Gli operatori specializzati della Questura di Catania, in servizio su motoslitte o con gli sci, hanno vigilato sul rispetto del codice delle nevi e prestato assistenza complessivamente a 14 persone coinvolte in incidenti in montagna.
Grazie alla professionalità del nucleo sciatori dell’Ufficio Prevenzione Generale e Soccorso Pubblico, formato e addestrato per questo genere di interventi, è stato possibile soccorrere con tempestività quanti hanno riportato lesioni accidentali, scongiurando conseguenze più gravi.

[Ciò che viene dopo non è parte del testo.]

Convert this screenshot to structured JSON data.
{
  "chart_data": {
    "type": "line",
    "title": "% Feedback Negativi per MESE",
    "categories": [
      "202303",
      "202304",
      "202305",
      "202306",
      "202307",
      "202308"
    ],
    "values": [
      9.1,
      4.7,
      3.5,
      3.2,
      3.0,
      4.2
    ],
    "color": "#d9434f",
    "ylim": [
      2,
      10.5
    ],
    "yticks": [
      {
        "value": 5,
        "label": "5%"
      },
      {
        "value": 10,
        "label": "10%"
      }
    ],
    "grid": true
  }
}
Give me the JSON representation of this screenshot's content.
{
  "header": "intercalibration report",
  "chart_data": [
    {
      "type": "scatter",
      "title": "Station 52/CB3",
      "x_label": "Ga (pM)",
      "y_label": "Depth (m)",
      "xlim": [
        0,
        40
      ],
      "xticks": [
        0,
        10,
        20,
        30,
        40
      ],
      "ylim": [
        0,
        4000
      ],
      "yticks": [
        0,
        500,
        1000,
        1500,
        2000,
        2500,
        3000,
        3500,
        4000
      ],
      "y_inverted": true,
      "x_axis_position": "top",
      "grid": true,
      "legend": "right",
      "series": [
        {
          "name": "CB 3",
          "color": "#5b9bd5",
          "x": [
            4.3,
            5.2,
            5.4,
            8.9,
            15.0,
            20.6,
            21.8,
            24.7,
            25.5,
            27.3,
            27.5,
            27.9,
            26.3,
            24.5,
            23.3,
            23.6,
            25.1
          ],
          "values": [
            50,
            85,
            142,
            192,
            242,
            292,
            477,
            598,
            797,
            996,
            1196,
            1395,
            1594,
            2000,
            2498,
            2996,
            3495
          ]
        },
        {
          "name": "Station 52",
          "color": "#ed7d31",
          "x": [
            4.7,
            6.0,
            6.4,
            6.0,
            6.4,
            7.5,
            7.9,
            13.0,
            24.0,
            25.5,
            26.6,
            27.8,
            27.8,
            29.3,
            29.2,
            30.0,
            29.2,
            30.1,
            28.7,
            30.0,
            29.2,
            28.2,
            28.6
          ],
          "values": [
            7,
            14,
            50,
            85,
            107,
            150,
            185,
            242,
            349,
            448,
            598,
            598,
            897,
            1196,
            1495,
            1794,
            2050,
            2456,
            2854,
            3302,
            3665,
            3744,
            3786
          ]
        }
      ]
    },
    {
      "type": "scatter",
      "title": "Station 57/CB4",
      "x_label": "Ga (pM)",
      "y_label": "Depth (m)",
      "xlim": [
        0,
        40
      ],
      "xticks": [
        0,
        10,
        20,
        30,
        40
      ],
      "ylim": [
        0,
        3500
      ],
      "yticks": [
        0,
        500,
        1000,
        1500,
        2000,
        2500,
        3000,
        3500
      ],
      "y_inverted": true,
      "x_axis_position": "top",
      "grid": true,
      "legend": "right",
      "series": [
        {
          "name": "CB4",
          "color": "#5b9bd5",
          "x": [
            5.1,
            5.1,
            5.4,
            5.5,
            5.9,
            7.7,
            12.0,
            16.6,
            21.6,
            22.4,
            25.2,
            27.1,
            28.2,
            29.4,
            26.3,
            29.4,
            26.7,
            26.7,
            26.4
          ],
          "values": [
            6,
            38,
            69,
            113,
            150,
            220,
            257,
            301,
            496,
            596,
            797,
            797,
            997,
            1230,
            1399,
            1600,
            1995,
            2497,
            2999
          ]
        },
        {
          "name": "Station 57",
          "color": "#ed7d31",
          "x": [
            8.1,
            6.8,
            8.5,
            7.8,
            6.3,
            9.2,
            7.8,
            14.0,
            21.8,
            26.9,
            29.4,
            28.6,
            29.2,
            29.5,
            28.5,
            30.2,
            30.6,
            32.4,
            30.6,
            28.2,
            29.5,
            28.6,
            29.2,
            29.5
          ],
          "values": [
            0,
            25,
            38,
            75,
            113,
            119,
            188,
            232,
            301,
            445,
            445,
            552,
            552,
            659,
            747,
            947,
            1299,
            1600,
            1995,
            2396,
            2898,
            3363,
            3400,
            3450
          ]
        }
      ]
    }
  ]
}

Nel corso del pattugliamento a Piano Provenzana, le “volanti della neve” hanno riscontrato che, per gli sciatori, i traumi più ricorrenti hanno interessato gli arti inferiori, in particolare ginocchia e legamenti; tra gli snowboarder, invece, le contusioni più frequenti hanno riguardato polsi e spalle.
All’origine, spesso, imprudenza, scarsa esperienza e l’uso sconsiderato di slittini o altri mezzi di fortuna per scivolare sulla neve.
Parallelamente, è in atto un’importante attività di prevenzione, condotta anche con il supporto della società che gestisce gli impianti di risalita, ricordando a tutti che da quest’anno il casco protettivo è obbligatorio a qualsiasi età.
La Polizia di Stato rinnova infine l’appello alla prudenza anche nelle fasi più ludiche: sulla neve, infatti, anche un comportamento apparentemente innocuo può causare danni, talvolta irreparabili, agli altri escursionisti.